How Much Was Monty Norman, Composer Of The James Bond Theme, Worth When He Died?

The song is unmistakable — the original James Bond movie "Dr. No" opens with a gunshot, followed by a cacophonous blast of saxophones and brass instruments (via YouTube). In 1962, Sir Sean Connery made his debut as James Bond, the English spy, and the theme song has become a defining feature of the series, reports the Metro. The song would be featured in eight more 007 movies, even "Sceptre," the most recent Bond flick released in 2015. The composer of the iconic spy theme was Monty Norman, who died on July 11, 2022, at age 94.

Yahoo!News reports that Norman had a passion for music from a young age. He started playing guitar as a teen, and later, he took up singing while he was serving in the Royal Air Force. By the 1950s, Norman began performing with other musicians. But, Norman's big break was when producer Cubby Broccoli asked him to compose the theme song for a new movie to be released in 1962. Norman agreed to create the theme song and the score for "Dr. No," the first-ever James Bond movie.

The lasting success of the James Bond theme

Monty Norman assembled a band of brass musicians, guitar players, and saxophone players after composing the song, the Metro reports. The song's success is legendary, and Norman earned thousands of dollars in royalties from 1976 to 1999, per Yahoo!News.

Metro UK reports that after Norman wrote the Bond theme, he had another musical hit in the 1980s. The musical "Poppy" won the "Best Musical" Olivier award, and was enjoyed by audiences during its year-long run.

In 1997, the Sunday Times had written a story about Norman that claimed he hadn't written the famous tune, and that John Barry had been called in to fix an unworkable score in 1962, according to The Telegraph.

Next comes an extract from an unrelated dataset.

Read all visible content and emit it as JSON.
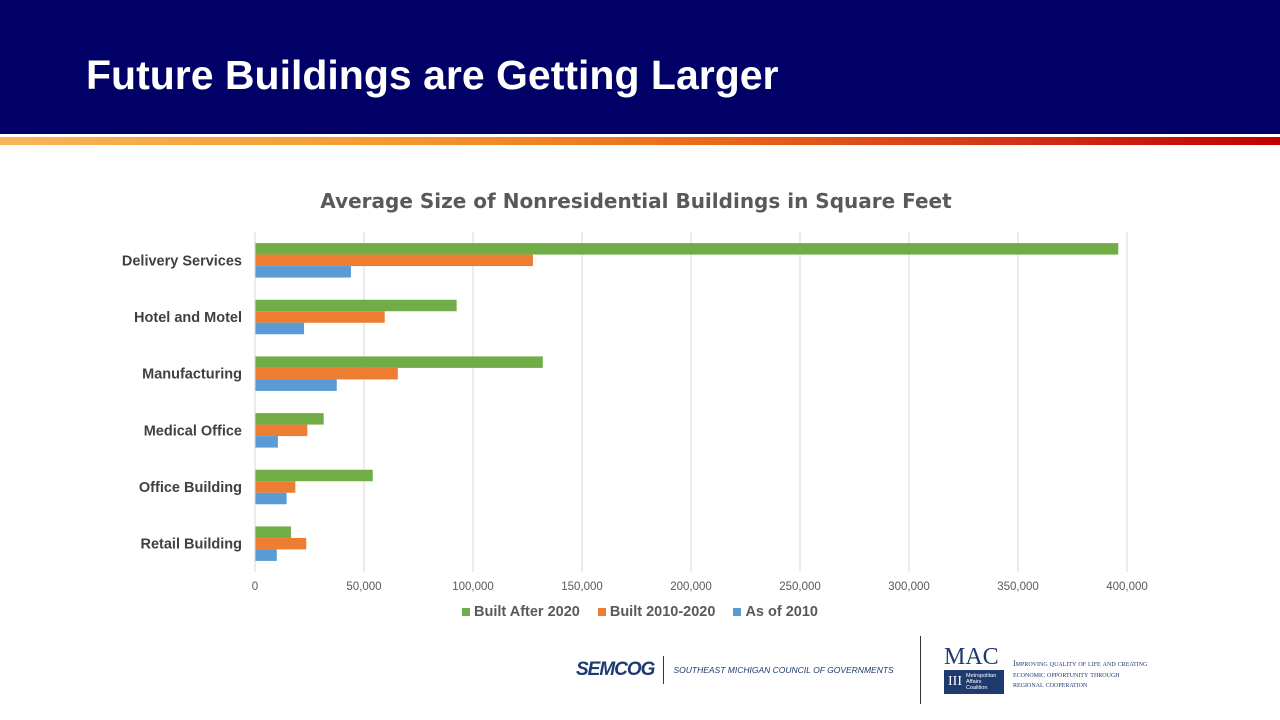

Barry claimed that he was offered a small flat fee for overhauling the song, and was told Norman would still receive the credit — and royalties — for the song.

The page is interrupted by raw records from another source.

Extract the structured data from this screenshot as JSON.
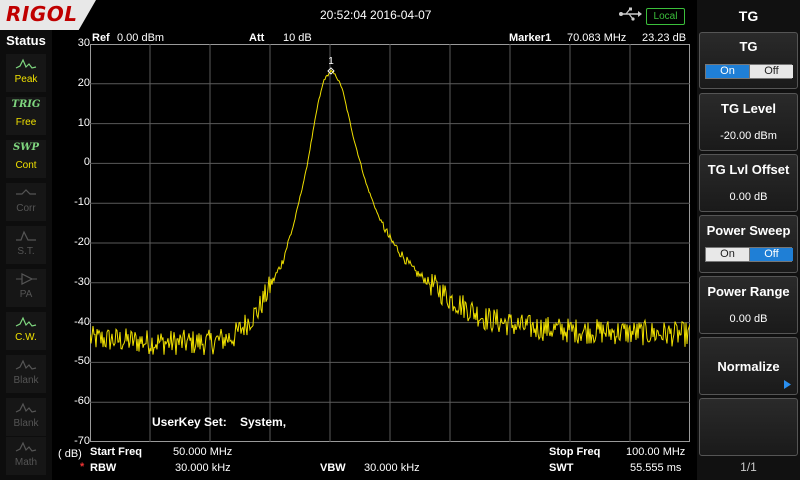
{
  "header": {
    "logo": "RIGOL",
    "datetime": "20:52:04 2016-04-07",
    "local_badge": "Local"
  },
  "status": {
    "title": "Status",
    "items": [
      {
        "icon": "peak-icon",
        "label": "Peak",
        "state": "on"
      },
      {
        "icon": "TRIG",
        "label": "Free",
        "state": "on"
      },
      {
        "icon": "SWP",
        "label": "Cont",
        "state": "sweep"
      },
      {
        "icon": "corr-icon",
        "label": "Corr",
        "state": "off"
      },
      {
        "icon": "st-icon",
        "label": "S.T.",
        "state": "off"
      },
      {
        "icon": "pa-icon",
        "label": "PA",
        "state": "off"
      },
      {
        "icon": "cw-icon",
        "label": "C.W.",
        "state": "on"
      },
      {
        "icon": "blank-icon",
        "label": "Blank",
        "state": "off"
      },
      {
        "icon": "blank-icon",
        "label": "Blank",
        "state": "off"
      },
      {
        "icon": "math-icon",
        "label": "Math",
        "state": "off"
      }
    ]
  },
  "plot_header": {
    "ref_label": "Ref",
    "ref_value": "0.00 dBm",
    "att_label": "Att",
    "att_value": "10 dB",
    "marker_label": "Marker1",
    "marker_freq": "70.083 MHz",
    "marker_level": "23.23 dB"
  },
  "plot_footer": {
    "unit": "( dB)",
    "start_label": "Start Freq",
    "start_value": "50.000 MHz",
    "stop_label": "Stop Freq",
    "stop_value": "100.00 MHz",
    "rbw_marker": "*",
    "rbw_label": "RBW",
    "rbw_value": "30.000 kHz",
    "vbw_label": "VBW",
    "vbw_value": "30.000 kHz",
    "swt_label": "SWT",
    "swt_value": "55.555 ms"
  },
  "userkey": {
    "label": "UserKey Set:",
    "value": "System,"
  },
  "chart_data": {
    "type": "line",
    "yticks": [
      "30",
      "20",
      "10",
      "0",
      "-10",
      "-20",
      "-30",
      "-40",
      "-50",
      "-60",
      "-70"
    ],
    "ylim": [
      -70,
      30
    ],
    "xlim": [
      50,
      100
    ],
    "grid": true,
    "marker": {
      "label": "1",
      "x": 70.083,
      "y": 23.23
    },
    "series": [
      {
        "color": "#f0e000",
        "x": [
          50,
          56,
          60,
          62,
          64,
          66,
          67,
          68,
          69,
          69.5,
          70.083,
          70.5,
          71,
          72,
          73,
          74,
          75,
          77,
          80,
          83,
          86,
          90,
          95,
          100
        ],
        "values": [
          -44,
          -45,
          -45,
          -43.5,
          -37,
          -25,
          -15,
          -2,
          15,
          21,
          23.23,
          22,
          19,
          6,
          -5,
          -13,
          -19,
          -27,
          -34,
          -39,
          -41,
          -42,
          -42.5,
          -43
        ]
      }
    ]
  },
  "menu": {
    "title": "TG",
    "tg": {
      "label": "TG",
      "on": "On",
      "off": "Off",
      "selected": "on"
    },
    "tg_level": {
      "label": "TG Level",
      "value": "-20.00 dBm"
    },
    "tg_offset": {
      "label": "TG Lvl Offset",
      "value": "0.00 dB"
    },
    "power_sweep": {
      "label": "Power Sweep",
      "on": "On",
      "off": "Off",
      "selected": "off"
    },
    "power_range": {
      "label": "Power Range",
      "value": "0.00 dB"
    },
    "normalize": {
      "label": "Normalize"
    },
    "page": "1/1"
  }
}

The successful libel lawsuit against a newspaper

Monty Norman took offense to the idea that a song that had defined his career for four decades wasn't actually his creation, reports The Telegraph. And in 2001, Norman sued the Sunday Times newspaper for libel. After the jury deliberated, he won his case. The jury agreed with Norman that he was indeed the theme's creator and composer, and awarded him £30,000 ($45,000), according to CNN.

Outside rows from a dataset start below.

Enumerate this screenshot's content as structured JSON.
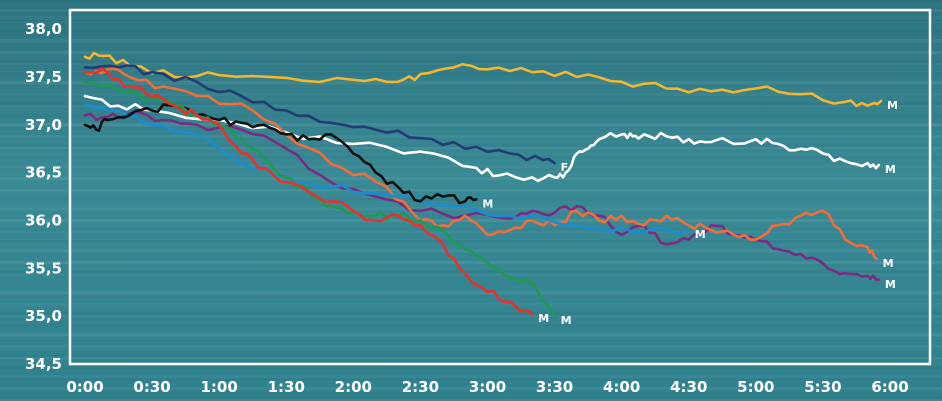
{
  "chart_data": {
    "type": "line",
    "title": "",
    "xlabel": "",
    "ylabel": "",
    "grid": false,
    "xlim": [
      0,
      360
    ],
    "ylim": [
      34.5,
      38.2
    ],
    "x_ticks": [
      0,
      30,
      60,
      90,
      120,
      150,
      180,
      210,
      240,
      270,
      300,
      330,
      360
    ],
    "x_tick_labels": [
      "0:00",
      "0:30",
      "1:00",
      "1:30",
      "2:00",
      "2:30",
      "3:00",
      "3:30",
      "4:00",
      "4:30",
      "5:00",
      "5:30",
      "6:00"
    ],
    "y_ticks": [
      34.5,
      35.0,
      35.5,
      36.0,
      36.5,
      37.0,
      37.5,
      38.0
    ],
    "y_tick_labels": [
      "34,5",
      "35,0",
      "35,5",
      "36,0",
      "36,5",
      "37,0",
      "37,5",
      "38,0"
    ],
    "colors": {
      "background": "#2f7f8c",
      "frame": "#ffffff",
      "text": "#ffffff"
    },
    "series": [
      {
        "label": "M",
        "color": "#f2b631",
        "x": [
          0,
          8,
          20,
          40,
          60,
          90,
          120,
          140,
          150,
          165,
          180,
          200,
          220,
          240,
          260,
          280,
          300,
          320,
          340,
          350,
          356
        ],
        "values": [
          37.71,
          37.72,
          37.62,
          37.5,
          37.52,
          37.49,
          37.47,
          37.45,
          37.53,
          37.6,
          37.58,
          37.55,
          37.5,
          37.45,
          37.38,
          37.35,
          37.38,
          37.32,
          37.24,
          37.2,
          37.25
        ]
      },
      {
        "label": "F",
        "color": "#223c72",
        "x": [
          0,
          15,
          30,
          50,
          70,
          90,
          110,
          130,
          150,
          170,
          190,
          205,
          210
        ],
        "values": [
          37.6,
          37.6,
          37.55,
          37.45,
          37.3,
          37.15,
          37.02,
          36.95,
          36.86,
          36.75,
          36.7,
          36.63,
          36.6
        ]
      },
      {
        "label": "M",
        "color": "#ffffff",
        "x": [
          0,
          15,
          30,
          60,
          90,
          120,
          150,
          175,
          185,
          200,
          210,
          215,
          220,
          225,
          230,
          240,
          245,
          250,
          260,
          270,
          280,
          300,
          310,
          320,
          330,
          340,
          350,
          355
        ],
        "values": [
          37.3,
          37.2,
          37.15,
          37.05,
          36.92,
          36.8,
          36.72,
          36.55,
          36.47,
          36.45,
          36.45,
          36.5,
          36.7,
          36.75,
          36.85,
          36.9,
          36.88,
          36.9,
          36.88,
          36.85,
          36.82,
          36.85,
          36.8,
          36.75,
          36.7,
          36.62,
          36.6,
          36.58
        ]
      },
      {
        "label": "M",
        "color": "#7b2c82",
        "x": [
          0,
          10,
          20,
          35,
          50,
          70,
          90,
          110,
          130,
          150,
          170,
          190,
          200,
          210,
          220,
          230,
          240,
          250,
          260,
          270,
          280,
          290,
          300,
          310,
          320,
          330,
          340,
          350,
          355
        ],
        "values": [
          37.1,
          37.08,
          37.12,
          37.05,
          37.0,
          36.95,
          36.75,
          36.4,
          36.25,
          36.1,
          36.05,
          36.02,
          36.1,
          36.08,
          36.15,
          36.05,
          35.85,
          35.95,
          35.75,
          35.8,
          35.95,
          35.85,
          35.8,
          35.7,
          35.65,
          35.55,
          35.45,
          35.42,
          35.38
        ]
      },
      {
        "label": "M",
        "color": "#f06e3a",
        "x": [
          0,
          10,
          20,
          35,
          55,
          75,
          95,
          115,
          135,
          150,
          160,
          170,
          180,
          190,
          200,
          210,
          220,
          230,
          240,
          250,
          260,
          270,
          280,
          290,
          300,
          310,
          320,
          330,
          340,
          350,
          354
        ],
        "values": [
          37.55,
          37.58,
          37.5,
          37.4,
          37.3,
          37.15,
          36.8,
          36.55,
          36.35,
          36.0,
          35.95,
          36.05,
          35.85,
          35.9,
          36.0,
          35.95,
          36.1,
          36.0,
          36.05,
          35.95,
          36.05,
          35.95,
          35.9,
          35.85,
          35.8,
          35.95,
          36.05,
          36.1,
          35.8,
          35.72,
          35.6
        ]
      },
      {
        "label": "M",
        "color": "#1a8cd0",
        "x": [
          0,
          15,
          30,
          50,
          70,
          90,
          110,
          130,
          150,
          170,
          190,
          210,
          230,
          250,
          270
        ],
        "values": [
          37.22,
          37.15,
          37.0,
          36.9,
          36.6,
          36.45,
          36.35,
          36.28,
          36.2,
          36.15,
          36.05,
          35.98,
          35.92,
          35.88,
          35.9
        ]
      },
      {
        "label": "M",
        "color": "#111111",
        "x": [
          0,
          5,
          10,
          20,
          30,
          40,
          50,
          60,
          70,
          80,
          90,
          100,
          110,
          120,
          130,
          140,
          150,
          160,
          170,
          175
        ],
        "values": [
          37.0,
          36.95,
          37.05,
          37.1,
          37.15,
          37.2,
          37.1,
          37.05,
          37.02,
          37.0,
          36.9,
          36.85,
          36.9,
          36.7,
          36.5,
          36.35,
          36.2,
          36.25,
          36.2,
          36.22
        ]
      },
      {
        "label": "M",
        "color": "#1e9a4e",
        "x": [
          0,
          10,
          20,
          30,
          40,
          50,
          60,
          70,
          80,
          90,
          100,
          110,
          120,
          130,
          140,
          150,
          160,
          170,
          180,
          190,
          200,
          210
        ],
        "values": [
          37.45,
          37.42,
          37.35,
          37.28,
          37.2,
          37.1,
          37.0,
          36.85,
          36.65,
          36.45,
          36.3,
          36.15,
          36.1,
          36.05,
          36.05,
          36.0,
          35.9,
          35.7,
          35.55,
          35.4,
          35.35,
          35.0
        ]
      },
      {
        "label": "M",
        "color": "#e8312a",
        "x": [
          0,
          10,
          20,
          30,
          40,
          50,
          60,
          70,
          80,
          90,
          100,
          110,
          120,
          130,
          140,
          150,
          160,
          170,
          180,
          190,
          200
        ],
        "values": [
          37.55,
          37.55,
          37.4,
          37.3,
          37.2,
          37.1,
          37.0,
          36.7,
          36.55,
          36.4,
          36.3,
          36.2,
          36.1,
          36.0,
          36.05,
          35.95,
          35.75,
          35.45,
          35.25,
          35.15,
          35.02
        ]
      }
    ]
  }
}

Estimates of Norman's net worth at his time of death vary greatly. Net Worth Post estimates he was worth about $400,000 at his time of death, while Apumone suggests the net worth could be as high as $5 million. Regardless of his net worth (which was certainly bolstered by the longevity of his royalty checks), Norman's famous tune will always be remembered as one of the most iconic melodies to ever grace the silver screen. Perhaps that is worth more than any amount of money.